The phone screamed at him.

He had to answer it.

He mustn’t.

He had to.

He snatched the receiver off its cradle. “All right,” he yelled into the phone. “All right, all right, I’ll do it, all right, only leave me alone.”

“What?” said PJ’s voice as he choked back a sob.



He was wearing his oldest costume: black, pure black, with white face and dark, hollow eyes. It had always been his favorite, the simplest yet the most powerful, and the black flying harness blended well with it. He thought about flying. It had been so long— PJ’s hand was on his shoulder. “I realize this is rough for you,” PJ told him. “You know we really wanted to do this show. Thanks for agreeing to it.” He nodded at PJ, didn’t speak. The others were used to his pre-concert silence; it no longer fazed them. They thought he was saving his voice for the show. They didn’t understand that when he was going to sing, speaking just wasn’t worthwhile.

It hardly seemed to matter now.

He pushed aside the window curtain and looked out at the sky. No cotton candy clouds this time; tonight he saw only a small cold moon floating high in the sky, haloed and partially obscured by clouds.

One of the stage technicians came up behind him. “Listen, I wanted to remind you about the harness wires once more. Be careful. Make sure the wires are well away from your neck before you give the signal that you’re ready to go up, because I can’t see what you’re doing. That wire’s sharp. If I pull you up while one of them’s looped around your neck, it could cut your head half off. Just take your time and give me the signal when you’re ready.”

The tech patted him on the back, between the straps of his harness. He smiled madly and waved the guy away, wanting nothing more than to end the stream of chatter. He didn’t need a briefing on those wires. He knew everything about them.

There were ten minutes to go, then five, then none. They were onstage before he really knew what was happening. PJ and Toby and Mack pranced a bit, happy to be performing again.

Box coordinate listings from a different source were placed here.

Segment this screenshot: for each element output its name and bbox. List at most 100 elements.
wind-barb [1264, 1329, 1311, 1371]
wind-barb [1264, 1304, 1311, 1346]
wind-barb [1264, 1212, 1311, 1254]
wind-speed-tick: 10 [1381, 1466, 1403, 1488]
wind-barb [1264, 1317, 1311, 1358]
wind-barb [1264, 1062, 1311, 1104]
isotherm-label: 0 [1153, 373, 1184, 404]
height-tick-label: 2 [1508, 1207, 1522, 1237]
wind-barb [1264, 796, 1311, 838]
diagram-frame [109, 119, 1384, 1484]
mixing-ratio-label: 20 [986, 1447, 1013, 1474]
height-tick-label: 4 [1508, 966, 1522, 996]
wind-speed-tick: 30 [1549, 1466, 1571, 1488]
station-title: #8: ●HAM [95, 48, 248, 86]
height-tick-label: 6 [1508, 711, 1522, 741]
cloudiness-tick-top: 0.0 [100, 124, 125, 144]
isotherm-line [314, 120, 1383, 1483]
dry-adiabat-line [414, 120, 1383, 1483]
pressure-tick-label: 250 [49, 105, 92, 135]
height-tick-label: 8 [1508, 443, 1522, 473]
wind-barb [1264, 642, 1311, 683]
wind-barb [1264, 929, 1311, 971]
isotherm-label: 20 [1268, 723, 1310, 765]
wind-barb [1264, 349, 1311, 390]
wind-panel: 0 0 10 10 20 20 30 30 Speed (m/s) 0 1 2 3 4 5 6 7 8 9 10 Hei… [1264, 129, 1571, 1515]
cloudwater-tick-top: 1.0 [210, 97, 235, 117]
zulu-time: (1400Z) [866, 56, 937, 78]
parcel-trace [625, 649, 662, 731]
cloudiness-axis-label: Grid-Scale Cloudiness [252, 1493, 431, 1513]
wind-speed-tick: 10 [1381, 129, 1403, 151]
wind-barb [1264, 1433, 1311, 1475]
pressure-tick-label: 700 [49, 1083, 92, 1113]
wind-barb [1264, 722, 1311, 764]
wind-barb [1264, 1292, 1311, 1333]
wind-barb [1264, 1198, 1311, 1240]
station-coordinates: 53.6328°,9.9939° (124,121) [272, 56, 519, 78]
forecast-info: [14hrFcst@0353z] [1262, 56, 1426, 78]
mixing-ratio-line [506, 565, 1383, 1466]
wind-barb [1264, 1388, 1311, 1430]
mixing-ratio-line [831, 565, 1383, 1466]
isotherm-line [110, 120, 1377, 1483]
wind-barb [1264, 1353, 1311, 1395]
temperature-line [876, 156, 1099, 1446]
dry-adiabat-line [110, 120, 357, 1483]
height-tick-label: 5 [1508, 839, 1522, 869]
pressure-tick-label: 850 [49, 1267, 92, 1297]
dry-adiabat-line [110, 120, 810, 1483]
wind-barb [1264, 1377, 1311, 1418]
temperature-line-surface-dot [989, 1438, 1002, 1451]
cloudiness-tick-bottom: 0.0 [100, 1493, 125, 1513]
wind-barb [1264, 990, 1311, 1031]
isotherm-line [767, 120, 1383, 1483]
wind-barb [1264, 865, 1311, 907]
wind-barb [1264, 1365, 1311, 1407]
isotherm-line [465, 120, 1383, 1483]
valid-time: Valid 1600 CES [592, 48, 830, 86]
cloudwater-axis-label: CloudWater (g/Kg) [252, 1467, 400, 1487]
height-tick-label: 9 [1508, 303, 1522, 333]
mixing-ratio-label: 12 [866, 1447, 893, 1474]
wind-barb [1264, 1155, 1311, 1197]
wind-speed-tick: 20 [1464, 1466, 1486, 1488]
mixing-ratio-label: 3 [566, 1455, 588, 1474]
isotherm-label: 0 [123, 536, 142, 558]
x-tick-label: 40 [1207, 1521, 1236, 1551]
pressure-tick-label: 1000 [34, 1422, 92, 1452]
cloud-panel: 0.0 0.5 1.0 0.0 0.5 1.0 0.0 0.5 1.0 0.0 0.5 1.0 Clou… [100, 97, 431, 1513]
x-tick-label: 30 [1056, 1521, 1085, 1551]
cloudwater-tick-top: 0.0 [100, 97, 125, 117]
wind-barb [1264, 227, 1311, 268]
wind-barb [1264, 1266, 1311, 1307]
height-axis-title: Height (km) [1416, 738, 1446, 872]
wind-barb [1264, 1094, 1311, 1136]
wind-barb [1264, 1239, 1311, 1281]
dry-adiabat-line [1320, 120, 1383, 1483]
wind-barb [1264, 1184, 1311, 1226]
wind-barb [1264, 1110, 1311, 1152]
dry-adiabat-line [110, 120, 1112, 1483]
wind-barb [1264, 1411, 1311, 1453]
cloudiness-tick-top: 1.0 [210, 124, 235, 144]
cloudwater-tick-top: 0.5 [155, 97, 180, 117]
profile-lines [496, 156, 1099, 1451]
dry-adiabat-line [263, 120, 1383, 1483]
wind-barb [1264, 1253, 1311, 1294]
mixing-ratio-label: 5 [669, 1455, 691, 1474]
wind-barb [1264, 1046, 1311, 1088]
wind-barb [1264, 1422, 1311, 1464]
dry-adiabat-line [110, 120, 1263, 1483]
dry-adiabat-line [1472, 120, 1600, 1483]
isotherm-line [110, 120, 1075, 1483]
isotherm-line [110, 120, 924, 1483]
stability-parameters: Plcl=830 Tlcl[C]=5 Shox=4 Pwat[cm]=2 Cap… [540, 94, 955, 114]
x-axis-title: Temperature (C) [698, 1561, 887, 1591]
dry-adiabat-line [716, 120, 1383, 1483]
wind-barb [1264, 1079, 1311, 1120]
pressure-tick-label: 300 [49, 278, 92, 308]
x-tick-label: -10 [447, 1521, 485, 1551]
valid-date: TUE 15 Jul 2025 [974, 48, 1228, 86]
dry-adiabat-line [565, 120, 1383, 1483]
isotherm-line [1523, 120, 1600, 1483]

He stood still at center stage, staring out at the crowd.

He could see faces in the first few rows; they were watching him, wanting him, wanting the deepest part of him. Who would he hurt tonight? Who would go home and put a gun to his forehead—who would hurt a person she loved—who would lose his mind?

No one.

No one at all, if he knew what he was doing.

He sang the first song. He threw himself into it so hard that by the end of the song he was on his knees, clutching the microphone with both hands, pushing every bit of air in his body into the notes. His glory had reached its crescendo. If anyone noticed the wetness on his cheeks, they thought it was sweat. He held the last note of the song for a full minute.

The crowd went wild.

It was time to fly.

He eased himself up, trembling, and went to the rear of the stage where the wires dangled. They glinted gold and silver and all the colors of the stage lights, thin as hairs but strong enough, together, to support a hundred and thirty-five pounds of him. He began attaching them to the hooks on his harness. When he came to the last wire, the one that supported the largest part of his weight, he glanced into the wings. The tech nodded, ready to pull him up.

He looped the wire around his neck and gave the signal.



1980

He got up and walked away from the piano to the window. Fine mist from the crashing of the waves on the rocks was hitting the glass—there would be a storm soon. He might sit by the long window and watch its glorious fury.

He returned to the piano and played a little more, a sprinkling, dancing tune that skipped across the polished floor. He rested his cheek on the top of the piano, loving its sleek coolness against his skin. His hand strayed to his throat and stroked the tight, shiny scar that stretched nearly from ear to ear. His fingers traced the jagged line of it. He remembered the relief he’d felt, waking after the hours of impossibly delicate surgery, when the doctor told him his vocal cords had been severed and he would never talk—let alone sing—again.

He sat at his piano for a while. Then, when the long, sweet sound of serenity had completely filled him, he went to the window to watch the storm.